- The paper introduces a low-dimensional manifold to reduce the complexity of over-parameterized neural networks in system identification.
- It employs an encoder-decoder architecture that maps datasets directly to the manifold, eliminating costly second-order gradient computations.
- Reduced-order models achieved a 95.2% median fit on the Bouc-Wen benchmark, demonstrating enhanced performance in low-data scenarios.
Introduction
The paper "Manifold meta-learning for reduced-complexity neural system identification" introduces a framework within system identification to tackle the complexity and computational demand of over-parameterized neural networks. These challenges are especially pertinent for modeling systems with uncertain physics via deep learning. The authors propose a meta-learning approach to identify a low-dimensional manifold within the parameter space of these architectures, leveraging datasets generated by related dynamical systems. This manifold enables efficient training while preserving the network’s expressive capacity. The key innovation is an auxiliary neural network that maps datasets directly onto the learned manifold, eliminating costly second-order gradient computations typical in bilevel meta-learning approaches.
Figure 1: The autoencoder architecture for reduced-complexity architecture learning.
Framework
The framework posits access to a meta-dataset comprising input-output sequences from related dynamical systems. This dataset can originate from high-fidelity simulators or historical experimental data, capturing variability representative of the target system class. A base architecture, sufficiently expressive to encapsulate these dynamics, is defined over the parameter space. However, this architecture is inherently over-parameterized.

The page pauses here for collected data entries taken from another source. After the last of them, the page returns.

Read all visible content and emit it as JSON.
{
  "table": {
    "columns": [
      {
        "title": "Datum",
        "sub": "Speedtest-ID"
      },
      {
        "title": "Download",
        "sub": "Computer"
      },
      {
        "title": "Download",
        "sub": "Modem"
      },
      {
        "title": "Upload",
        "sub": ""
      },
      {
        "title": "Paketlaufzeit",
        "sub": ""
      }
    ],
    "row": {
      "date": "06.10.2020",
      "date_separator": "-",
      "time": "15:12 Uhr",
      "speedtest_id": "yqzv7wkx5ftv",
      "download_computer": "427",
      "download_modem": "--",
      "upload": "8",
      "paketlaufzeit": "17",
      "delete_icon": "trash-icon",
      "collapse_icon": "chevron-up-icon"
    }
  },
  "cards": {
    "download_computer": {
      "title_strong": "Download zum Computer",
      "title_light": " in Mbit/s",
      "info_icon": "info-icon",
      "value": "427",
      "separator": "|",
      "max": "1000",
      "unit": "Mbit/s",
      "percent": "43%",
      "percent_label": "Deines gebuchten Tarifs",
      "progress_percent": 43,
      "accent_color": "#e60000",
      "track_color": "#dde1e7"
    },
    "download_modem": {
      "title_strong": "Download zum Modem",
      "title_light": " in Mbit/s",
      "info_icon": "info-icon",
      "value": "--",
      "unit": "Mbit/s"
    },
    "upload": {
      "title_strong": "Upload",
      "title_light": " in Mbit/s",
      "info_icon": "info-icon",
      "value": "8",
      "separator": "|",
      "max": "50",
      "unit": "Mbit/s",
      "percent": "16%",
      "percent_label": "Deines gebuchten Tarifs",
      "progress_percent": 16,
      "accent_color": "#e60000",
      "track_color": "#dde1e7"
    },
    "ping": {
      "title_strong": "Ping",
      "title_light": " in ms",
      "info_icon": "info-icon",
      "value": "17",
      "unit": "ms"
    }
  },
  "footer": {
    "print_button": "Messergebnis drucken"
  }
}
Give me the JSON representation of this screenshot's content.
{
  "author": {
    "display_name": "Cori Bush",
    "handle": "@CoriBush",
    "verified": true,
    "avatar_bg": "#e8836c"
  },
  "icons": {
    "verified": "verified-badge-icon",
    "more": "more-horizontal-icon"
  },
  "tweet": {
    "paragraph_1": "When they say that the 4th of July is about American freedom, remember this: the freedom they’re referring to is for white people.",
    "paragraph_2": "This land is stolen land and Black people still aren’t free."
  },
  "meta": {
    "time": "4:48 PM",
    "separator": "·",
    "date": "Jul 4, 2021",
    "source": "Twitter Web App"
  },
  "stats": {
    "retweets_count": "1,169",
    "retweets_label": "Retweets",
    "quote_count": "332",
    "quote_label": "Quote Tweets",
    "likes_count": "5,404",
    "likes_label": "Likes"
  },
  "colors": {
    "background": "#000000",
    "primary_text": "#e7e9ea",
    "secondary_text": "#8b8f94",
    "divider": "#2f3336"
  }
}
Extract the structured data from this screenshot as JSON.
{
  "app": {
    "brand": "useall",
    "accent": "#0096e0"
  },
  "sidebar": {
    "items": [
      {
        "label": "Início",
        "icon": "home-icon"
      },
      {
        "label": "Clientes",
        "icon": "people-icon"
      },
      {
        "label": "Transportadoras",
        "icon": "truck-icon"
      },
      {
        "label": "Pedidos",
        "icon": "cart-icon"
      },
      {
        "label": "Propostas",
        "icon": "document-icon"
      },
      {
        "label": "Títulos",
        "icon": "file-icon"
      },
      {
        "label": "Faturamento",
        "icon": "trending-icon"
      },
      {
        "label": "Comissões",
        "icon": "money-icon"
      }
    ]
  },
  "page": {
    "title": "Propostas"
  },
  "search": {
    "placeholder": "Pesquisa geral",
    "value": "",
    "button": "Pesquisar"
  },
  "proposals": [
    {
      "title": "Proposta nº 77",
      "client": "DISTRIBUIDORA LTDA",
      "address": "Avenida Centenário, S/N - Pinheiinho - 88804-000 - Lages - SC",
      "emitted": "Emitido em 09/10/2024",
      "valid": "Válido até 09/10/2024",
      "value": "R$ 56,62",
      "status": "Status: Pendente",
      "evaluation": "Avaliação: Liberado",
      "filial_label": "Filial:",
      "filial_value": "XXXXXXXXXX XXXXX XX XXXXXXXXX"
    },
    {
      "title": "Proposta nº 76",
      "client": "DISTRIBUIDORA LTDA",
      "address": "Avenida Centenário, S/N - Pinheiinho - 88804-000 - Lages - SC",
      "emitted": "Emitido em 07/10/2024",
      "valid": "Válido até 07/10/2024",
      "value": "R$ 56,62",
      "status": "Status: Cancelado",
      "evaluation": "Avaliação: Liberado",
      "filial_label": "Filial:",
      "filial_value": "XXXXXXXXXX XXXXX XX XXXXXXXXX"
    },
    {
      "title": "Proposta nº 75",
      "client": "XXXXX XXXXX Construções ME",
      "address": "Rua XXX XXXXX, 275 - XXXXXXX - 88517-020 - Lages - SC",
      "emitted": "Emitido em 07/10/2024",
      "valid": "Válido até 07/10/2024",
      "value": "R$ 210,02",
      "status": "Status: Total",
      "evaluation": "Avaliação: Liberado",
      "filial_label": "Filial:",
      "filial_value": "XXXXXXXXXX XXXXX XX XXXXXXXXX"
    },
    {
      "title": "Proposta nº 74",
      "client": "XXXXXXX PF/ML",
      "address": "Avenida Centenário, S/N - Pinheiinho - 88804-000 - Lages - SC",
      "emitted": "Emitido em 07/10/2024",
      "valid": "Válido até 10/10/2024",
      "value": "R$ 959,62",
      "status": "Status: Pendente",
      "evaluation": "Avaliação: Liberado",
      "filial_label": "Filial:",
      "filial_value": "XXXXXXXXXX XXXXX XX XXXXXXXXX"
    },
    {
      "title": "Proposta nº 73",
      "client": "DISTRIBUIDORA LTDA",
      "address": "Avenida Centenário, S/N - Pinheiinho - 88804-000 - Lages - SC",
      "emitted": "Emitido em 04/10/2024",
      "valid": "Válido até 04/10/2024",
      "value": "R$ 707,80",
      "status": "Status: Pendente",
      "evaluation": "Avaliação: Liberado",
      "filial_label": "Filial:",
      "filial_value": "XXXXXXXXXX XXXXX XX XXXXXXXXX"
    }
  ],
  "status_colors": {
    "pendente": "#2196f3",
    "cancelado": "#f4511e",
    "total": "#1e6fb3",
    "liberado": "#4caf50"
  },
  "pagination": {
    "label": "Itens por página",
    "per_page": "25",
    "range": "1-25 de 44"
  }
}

A manifold is meta-learned within this parameter space using a mapping function. This allows the base architecture, constrained to the manifold parameters, to describe all systems in the class efficiently. The approach shifts from model-agnostic initialization strategies (as seen in MAML) to direct manifold learning, aligning closer with learning inductive biases for system identification.
The paper utilizes an encoder-decoder architecture to sidestep the complexity of bilevel optimization. The encoder Eψ​ replaces the inner optimization routine by directly mapping datasets to reduced parameters, which are then lifted to the full-order space via the parametric manifold. This setup circumvents gradient-based inner loops, focusing on minimizing the loss function J~(γ,ψ) approximated by Monte Carlo sampling.
The encoder-decoder architecture conceptually aligns with hyper-network strategies, wherein an auxiliary network provides parameters for another neural network. Meta-learning aims to discover an optimal manifold that reduces modeling complexity over all datasets in the meta-dataset, fostering computational efficiency and mitigating overfitting risks in system identification.
Numerical Illustration
The framework exhibited strong numerical results on the Bouc-Wen benchmark—a nonlinear system identification task. The methodology involved training reduced-order models across varying sequence lengths. Full-order models showed inefficiencies in low-data scenarios, as illustrated by median fit improvements for reduced-order models (Figure 2).
Figure 3: Eigenvalues of the Hessian of the full-order training loss.
Figure 2: Full and reduced-order models: test FIT vs. training sequence length L.
Reduced-order models demonstrated heightened performance with shortened training sequences, underscoring the benefits of meta-learned manifolds in scarce data environments. Training across L=500 samples achieved a median fit of 95.2%, while full-order configurations faltered under similar constraints.
The reduced training times and avoidance of numerical instability in the optimization process affirmed the reliability and efficacy of manifold-based model training (Figure 4).
Figure 4: Training time vs. training sequence length L.
Conclusion
The manifold meta-learning framework provides an elegant solution to the challenges posed by over-parameterized neural networks in system identification. It effectively balances expressiveness with computational tractability, as evidenced by its impactful performance in the Bouc-Wen benchmark context.
Prospects for future developments include hybrid models incorporating known physics, variational approaches for probabilistic modeling, and adaptations suitable for real-world data domains. Integrating domain knowledge into the meta-learning process could further refine model structures, encouraging robust system identification in increasingly complex applications.